4. Privacy and Trust
In 2012, new developments in web and RFID technologies will continue to inspire greater calls for the protection of personal privacy. Lifestyle logging, ID-theft, the increased use of wave-and-pay tools and the hijacking of social network accounts, will inspire calls for greater accountability from both internet providers and tech-reliant industries.
At present, it is estimated that at least 70 percent of American companies track the emails of their workers and 30 percent track individual keystrokes.
The use of deep packet encryption, formerly used only by governments in the fight against terrorism, is now increasingly used to track key words within corporate emails.
Companies of all kinds will need to get ahead of the curve, ready for a heightened sensitivity about privacy. People who do not feel trusted will eventually reciprocate in kind, losing faith in the companies for which they work. Their commitment and productivity will drop as a result.
The need for protection against abuse of corporate accounts will need to be more carefully balanced against the need to inspire internal trust and loyalty.
5. The Rise of the Millennials
We will see in 2012 the beginnings of a much higher level of social influence for the so-called Millennial generation, especially those aged between 16 and 30 years. In the workplace, this will translate into emerging tension points as a digital-thinking generation merges with an analogue world.

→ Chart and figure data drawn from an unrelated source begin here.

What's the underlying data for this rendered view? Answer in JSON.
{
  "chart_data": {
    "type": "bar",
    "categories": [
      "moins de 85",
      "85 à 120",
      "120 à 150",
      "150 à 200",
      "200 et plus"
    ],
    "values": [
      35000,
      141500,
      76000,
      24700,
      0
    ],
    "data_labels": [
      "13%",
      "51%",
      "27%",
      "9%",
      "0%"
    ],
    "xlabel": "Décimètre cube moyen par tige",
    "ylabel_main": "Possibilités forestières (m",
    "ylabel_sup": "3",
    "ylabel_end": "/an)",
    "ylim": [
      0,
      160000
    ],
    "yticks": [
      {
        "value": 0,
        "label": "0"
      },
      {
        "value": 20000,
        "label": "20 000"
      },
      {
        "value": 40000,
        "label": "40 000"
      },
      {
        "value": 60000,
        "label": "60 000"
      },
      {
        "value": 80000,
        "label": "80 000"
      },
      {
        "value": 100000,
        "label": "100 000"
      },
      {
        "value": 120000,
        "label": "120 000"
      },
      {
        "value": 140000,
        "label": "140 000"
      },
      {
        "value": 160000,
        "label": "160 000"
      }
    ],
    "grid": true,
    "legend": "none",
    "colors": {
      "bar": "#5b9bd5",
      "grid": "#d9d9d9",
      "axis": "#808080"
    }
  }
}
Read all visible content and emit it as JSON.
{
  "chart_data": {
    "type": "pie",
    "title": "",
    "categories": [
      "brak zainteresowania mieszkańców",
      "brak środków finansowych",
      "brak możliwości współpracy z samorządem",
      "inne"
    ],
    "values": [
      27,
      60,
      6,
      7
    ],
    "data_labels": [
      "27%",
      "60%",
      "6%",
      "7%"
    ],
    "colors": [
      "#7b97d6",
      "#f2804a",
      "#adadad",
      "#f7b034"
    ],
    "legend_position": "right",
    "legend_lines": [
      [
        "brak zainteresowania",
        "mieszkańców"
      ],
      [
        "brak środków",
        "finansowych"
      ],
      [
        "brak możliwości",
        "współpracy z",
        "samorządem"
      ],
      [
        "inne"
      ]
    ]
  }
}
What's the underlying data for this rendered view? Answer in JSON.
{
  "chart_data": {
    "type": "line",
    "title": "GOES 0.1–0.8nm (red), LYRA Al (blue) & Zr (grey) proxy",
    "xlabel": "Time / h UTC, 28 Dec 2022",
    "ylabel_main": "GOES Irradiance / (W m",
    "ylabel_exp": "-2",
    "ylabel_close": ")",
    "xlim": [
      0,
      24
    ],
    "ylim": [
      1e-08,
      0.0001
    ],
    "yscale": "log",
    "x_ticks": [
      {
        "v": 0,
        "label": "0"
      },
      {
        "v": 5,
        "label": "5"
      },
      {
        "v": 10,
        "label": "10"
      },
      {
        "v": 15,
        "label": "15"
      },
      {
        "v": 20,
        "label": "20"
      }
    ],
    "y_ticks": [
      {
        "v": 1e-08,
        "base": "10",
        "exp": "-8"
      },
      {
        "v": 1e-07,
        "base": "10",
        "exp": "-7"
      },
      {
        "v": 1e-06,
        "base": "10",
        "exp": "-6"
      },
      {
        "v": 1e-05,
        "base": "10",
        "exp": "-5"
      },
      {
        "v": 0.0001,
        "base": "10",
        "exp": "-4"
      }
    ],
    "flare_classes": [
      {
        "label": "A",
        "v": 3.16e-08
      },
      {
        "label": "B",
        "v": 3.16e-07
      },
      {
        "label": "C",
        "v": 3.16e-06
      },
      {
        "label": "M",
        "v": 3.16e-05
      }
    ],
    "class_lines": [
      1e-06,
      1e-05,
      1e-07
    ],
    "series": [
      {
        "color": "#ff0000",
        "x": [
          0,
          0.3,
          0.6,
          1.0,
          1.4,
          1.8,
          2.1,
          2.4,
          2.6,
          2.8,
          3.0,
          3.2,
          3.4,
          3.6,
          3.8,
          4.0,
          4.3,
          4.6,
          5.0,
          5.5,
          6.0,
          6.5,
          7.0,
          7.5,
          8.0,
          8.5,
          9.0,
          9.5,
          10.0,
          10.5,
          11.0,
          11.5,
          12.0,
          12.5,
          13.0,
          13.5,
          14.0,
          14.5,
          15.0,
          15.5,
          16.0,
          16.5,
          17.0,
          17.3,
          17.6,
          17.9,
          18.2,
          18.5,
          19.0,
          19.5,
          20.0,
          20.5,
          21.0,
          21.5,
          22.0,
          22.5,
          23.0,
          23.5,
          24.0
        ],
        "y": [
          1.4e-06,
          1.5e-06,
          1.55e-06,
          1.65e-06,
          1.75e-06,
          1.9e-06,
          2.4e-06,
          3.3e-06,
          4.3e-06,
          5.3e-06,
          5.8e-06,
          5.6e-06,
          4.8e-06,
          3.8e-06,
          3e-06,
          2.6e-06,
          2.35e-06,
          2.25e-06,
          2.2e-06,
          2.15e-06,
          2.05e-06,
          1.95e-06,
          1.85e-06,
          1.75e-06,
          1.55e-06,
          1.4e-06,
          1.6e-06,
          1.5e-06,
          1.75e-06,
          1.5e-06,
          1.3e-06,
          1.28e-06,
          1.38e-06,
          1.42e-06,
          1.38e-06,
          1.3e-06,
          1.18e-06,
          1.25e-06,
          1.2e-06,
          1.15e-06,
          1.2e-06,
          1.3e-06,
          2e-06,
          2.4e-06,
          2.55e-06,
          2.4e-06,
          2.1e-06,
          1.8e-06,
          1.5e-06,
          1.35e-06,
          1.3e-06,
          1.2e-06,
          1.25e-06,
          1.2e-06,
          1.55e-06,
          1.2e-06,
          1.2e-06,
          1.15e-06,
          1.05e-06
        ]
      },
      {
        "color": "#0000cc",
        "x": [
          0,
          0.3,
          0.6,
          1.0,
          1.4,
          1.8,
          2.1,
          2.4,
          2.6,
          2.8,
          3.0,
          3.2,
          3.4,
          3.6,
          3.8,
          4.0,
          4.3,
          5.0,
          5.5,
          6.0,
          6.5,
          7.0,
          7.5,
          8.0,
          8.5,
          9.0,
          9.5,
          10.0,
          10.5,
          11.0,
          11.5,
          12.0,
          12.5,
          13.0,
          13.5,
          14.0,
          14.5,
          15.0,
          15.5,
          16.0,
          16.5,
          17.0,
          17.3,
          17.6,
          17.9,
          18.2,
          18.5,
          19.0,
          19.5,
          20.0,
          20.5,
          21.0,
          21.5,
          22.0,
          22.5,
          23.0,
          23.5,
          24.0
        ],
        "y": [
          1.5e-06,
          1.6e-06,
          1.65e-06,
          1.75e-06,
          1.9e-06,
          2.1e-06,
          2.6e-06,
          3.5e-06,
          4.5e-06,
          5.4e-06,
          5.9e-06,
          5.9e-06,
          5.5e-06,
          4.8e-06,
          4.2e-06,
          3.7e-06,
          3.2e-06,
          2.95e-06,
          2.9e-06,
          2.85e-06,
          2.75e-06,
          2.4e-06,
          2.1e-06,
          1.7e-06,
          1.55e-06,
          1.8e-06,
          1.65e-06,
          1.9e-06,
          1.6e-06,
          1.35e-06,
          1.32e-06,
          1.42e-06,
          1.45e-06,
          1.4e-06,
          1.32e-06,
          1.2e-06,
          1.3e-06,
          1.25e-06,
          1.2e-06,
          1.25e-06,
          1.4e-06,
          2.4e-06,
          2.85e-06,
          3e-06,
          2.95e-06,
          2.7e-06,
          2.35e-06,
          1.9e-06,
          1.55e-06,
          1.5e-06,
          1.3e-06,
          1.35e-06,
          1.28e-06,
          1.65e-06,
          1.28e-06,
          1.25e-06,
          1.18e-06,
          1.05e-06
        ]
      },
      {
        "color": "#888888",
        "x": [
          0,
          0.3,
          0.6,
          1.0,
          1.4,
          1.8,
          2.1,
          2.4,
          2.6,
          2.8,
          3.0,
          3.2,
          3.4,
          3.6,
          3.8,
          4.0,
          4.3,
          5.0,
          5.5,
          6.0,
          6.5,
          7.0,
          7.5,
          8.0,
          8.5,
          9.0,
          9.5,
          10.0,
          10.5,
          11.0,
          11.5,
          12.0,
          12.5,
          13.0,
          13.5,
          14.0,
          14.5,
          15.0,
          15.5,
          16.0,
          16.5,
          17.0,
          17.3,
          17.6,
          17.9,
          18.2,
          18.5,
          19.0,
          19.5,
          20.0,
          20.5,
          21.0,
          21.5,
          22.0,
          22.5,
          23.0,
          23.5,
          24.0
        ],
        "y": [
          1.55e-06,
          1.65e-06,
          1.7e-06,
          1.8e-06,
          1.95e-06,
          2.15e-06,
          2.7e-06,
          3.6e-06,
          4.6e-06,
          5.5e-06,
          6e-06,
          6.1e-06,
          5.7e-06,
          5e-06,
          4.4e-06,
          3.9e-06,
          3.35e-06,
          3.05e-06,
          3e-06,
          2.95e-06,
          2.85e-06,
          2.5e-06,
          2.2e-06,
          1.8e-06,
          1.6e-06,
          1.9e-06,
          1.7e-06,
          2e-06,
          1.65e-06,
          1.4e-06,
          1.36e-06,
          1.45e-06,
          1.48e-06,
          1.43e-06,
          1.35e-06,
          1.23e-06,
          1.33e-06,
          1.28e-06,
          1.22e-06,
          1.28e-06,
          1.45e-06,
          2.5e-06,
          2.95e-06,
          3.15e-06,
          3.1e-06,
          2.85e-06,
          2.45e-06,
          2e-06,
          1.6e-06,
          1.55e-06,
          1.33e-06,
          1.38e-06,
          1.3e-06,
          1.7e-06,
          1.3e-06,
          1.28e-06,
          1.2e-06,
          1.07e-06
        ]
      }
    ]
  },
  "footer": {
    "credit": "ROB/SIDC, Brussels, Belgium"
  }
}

A more vocal and organised activism will emerge within this highly collaborative generation in an attempt to engage corporate decision-making. A generation that has been encouraged from childhood to speak up, will not now wish to sit and be quiet, or to wait their turn before seeking influence.
Many Millennials, including those emerging from universities and business colleges, will approach the workplace with a deep sense of frustration. In particular, they will feel frustrated that, in the wake of the financial downturn, their early expectations are not being met, in terms of the types of work available to them.
To counter this frustration and maximise their integration into multi-generational teams, many companies will invest in less structured, more relational and informal mentoring schemes.
Some will wisely follow the lead of IBM, Microsoft and other giants in establishing reverse mentoring, which allows younger workers to mentor their elders in areas such as developing digital-thinking and relating services to younger markets.
Conclusion
The future is, by definition, uncertain. Every New Year brings with it an eclectic bundle of challenges and brilliant opportunities. The future we collectively draw out of those raw materials will not primarily be a product of economics or technology. It will be the result of human choices, of deliberate actions and reactions to events.
By taking a proactive stance toward 2012, we can make leadership choices which will potentially lift performance and productivity. In the process, we can develop our most precious resource – the people who work for us and with us.